Changes in Substance P Content at the Hypothalamic-Pituitary Axis during the Wallerian Degeneration of Peripheral Sympathetic Neurons after Superior Cervical Ganglionectomy in Male Rats: Effect of Hyperprolactinemia

The effects of Wallerian degeneration of the peripheral sympathetic neurons projecting to the hypothalamus on the mechanism of interaction between prolactin and substance P (SP) were examined. The effects of superior cervical ganglionectomy (SCGx) on SP content in various hypothalamic regions and in the hypophysis were evaluated in control and hyperprolactinemic rats. Male rats that received pituitary transplants at the age of 5 days and age-matched sham-operated controls were used. Pituitary grafting significantly increased circulating values of prolactin, as did SCGx.
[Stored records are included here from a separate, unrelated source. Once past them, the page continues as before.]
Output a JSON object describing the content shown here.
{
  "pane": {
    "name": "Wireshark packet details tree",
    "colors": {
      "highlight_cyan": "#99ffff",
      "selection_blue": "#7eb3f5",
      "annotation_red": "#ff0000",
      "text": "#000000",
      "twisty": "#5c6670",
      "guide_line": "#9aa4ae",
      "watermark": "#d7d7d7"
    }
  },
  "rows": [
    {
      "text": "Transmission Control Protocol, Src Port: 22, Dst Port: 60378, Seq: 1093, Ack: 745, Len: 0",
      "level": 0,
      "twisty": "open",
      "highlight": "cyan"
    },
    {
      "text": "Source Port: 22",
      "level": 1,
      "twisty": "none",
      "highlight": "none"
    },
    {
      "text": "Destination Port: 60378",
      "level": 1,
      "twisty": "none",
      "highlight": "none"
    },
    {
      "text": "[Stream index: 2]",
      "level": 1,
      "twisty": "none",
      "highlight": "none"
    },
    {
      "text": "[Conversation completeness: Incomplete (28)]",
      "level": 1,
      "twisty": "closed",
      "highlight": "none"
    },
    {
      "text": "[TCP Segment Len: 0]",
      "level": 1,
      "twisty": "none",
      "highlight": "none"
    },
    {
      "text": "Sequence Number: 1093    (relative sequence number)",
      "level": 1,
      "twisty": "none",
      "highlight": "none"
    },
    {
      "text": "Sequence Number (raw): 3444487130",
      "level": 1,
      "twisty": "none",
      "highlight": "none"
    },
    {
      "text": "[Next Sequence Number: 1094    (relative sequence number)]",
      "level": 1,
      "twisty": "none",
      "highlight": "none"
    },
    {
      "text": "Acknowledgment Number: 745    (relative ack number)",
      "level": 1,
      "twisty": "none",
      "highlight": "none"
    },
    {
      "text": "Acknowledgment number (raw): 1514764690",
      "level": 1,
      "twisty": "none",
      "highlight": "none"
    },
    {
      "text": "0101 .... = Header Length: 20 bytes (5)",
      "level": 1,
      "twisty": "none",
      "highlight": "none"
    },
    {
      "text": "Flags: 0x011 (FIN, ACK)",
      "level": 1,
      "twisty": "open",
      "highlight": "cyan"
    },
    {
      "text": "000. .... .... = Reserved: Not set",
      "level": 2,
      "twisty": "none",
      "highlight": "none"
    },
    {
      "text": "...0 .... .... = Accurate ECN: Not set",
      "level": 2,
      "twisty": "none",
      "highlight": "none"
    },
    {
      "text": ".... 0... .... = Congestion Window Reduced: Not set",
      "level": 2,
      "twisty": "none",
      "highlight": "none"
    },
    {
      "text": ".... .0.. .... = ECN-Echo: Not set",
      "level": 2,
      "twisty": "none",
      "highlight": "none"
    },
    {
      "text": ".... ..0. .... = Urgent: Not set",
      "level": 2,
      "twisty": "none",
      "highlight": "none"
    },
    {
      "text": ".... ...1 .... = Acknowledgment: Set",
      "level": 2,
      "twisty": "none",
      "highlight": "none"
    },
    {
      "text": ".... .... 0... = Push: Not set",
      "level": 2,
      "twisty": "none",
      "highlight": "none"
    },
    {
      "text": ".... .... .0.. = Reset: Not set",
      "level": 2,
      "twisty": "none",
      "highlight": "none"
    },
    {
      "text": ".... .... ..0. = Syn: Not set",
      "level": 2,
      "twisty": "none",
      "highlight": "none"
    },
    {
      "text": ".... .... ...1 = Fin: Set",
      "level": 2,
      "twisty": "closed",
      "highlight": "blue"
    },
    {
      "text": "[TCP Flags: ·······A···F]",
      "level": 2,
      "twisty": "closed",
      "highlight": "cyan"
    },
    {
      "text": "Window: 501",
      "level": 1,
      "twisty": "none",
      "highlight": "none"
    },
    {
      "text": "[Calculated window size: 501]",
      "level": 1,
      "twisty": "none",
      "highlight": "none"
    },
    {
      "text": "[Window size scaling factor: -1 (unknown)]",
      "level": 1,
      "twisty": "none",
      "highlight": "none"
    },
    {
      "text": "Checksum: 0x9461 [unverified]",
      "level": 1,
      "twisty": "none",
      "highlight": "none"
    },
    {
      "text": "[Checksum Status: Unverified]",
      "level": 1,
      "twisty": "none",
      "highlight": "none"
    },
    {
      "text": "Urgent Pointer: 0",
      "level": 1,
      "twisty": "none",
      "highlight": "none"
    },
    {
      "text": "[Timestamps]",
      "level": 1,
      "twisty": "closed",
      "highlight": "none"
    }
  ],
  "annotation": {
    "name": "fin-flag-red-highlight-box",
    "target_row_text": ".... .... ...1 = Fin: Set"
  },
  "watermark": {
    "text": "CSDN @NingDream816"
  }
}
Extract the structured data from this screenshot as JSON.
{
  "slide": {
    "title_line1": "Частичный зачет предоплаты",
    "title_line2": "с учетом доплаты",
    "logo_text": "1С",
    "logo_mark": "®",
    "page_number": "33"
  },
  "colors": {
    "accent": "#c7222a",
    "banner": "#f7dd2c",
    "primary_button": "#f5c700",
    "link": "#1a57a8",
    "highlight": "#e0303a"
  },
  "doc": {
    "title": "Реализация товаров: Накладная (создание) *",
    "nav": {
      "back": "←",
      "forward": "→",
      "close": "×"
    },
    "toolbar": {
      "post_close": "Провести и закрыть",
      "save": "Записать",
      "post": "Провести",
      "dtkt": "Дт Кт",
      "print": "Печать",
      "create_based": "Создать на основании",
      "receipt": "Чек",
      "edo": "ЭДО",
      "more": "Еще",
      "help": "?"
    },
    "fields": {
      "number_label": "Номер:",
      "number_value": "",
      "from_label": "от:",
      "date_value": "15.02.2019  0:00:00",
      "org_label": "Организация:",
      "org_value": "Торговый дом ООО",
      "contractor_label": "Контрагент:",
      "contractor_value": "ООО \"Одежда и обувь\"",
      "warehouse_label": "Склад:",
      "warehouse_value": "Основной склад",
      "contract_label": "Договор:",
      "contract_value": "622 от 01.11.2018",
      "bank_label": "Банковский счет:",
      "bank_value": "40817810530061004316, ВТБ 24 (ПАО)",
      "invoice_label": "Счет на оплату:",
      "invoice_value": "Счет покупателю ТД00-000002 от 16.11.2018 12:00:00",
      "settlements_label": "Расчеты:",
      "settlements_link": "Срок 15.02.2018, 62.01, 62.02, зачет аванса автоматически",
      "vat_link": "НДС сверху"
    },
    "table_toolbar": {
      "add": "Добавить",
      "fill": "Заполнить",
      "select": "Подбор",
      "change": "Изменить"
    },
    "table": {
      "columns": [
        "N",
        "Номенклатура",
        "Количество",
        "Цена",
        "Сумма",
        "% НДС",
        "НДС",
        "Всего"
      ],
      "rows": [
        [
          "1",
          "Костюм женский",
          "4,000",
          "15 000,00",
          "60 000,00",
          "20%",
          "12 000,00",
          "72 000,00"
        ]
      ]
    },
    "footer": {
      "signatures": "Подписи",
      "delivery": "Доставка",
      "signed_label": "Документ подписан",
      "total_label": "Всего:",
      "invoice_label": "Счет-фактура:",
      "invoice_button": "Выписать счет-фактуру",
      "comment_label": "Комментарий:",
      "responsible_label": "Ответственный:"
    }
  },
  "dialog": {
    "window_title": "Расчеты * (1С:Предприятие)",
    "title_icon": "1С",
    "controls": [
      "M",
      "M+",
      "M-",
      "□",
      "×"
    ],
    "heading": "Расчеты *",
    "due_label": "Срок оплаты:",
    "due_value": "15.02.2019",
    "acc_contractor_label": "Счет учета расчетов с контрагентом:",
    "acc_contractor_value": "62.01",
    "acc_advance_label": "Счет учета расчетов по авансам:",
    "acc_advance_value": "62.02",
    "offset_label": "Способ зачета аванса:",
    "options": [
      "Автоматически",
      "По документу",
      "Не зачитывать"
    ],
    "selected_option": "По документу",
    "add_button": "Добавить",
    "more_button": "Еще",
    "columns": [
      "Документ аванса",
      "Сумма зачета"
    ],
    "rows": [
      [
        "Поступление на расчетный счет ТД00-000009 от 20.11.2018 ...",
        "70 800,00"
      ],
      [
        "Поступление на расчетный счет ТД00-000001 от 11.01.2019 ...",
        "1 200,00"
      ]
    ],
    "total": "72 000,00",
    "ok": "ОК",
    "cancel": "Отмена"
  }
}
In hyperprolactinemic rats, SCGx partially decreased plasma prolactin levels. Neonatal hyperprolactinemia decreased SP content in the anterior (AH) and posterior (PH) hypothalamus and in the median eminence (ME), but increased it in the mediobasal hypothalamus (MBH). Acute SCGx significantly increased SP in the MBH, PH, and ME. SCGx in hyperprolactinemic animals further increased SP content in MBH. In the ME and Ah, SCGx in pituitary grafted rats decreased SP content as compared with the controls. In the pituitary gland (PG), SCGx only decreased SP content in hyperprolactinemic, but not in control rats. An interaction between peripheral noradrenergic neurons and prolactin to regulate SP within the hypothalamus was positive in the MBH, AH, ME, and PG, but not in the PH. These data indicate the existence of interactive mechanisms between prolactin and the peripheral sympathetic neurons to regulate SP content at the hypothalamic-pituitary axis. Interrelationships between prolactin and SP were also observed.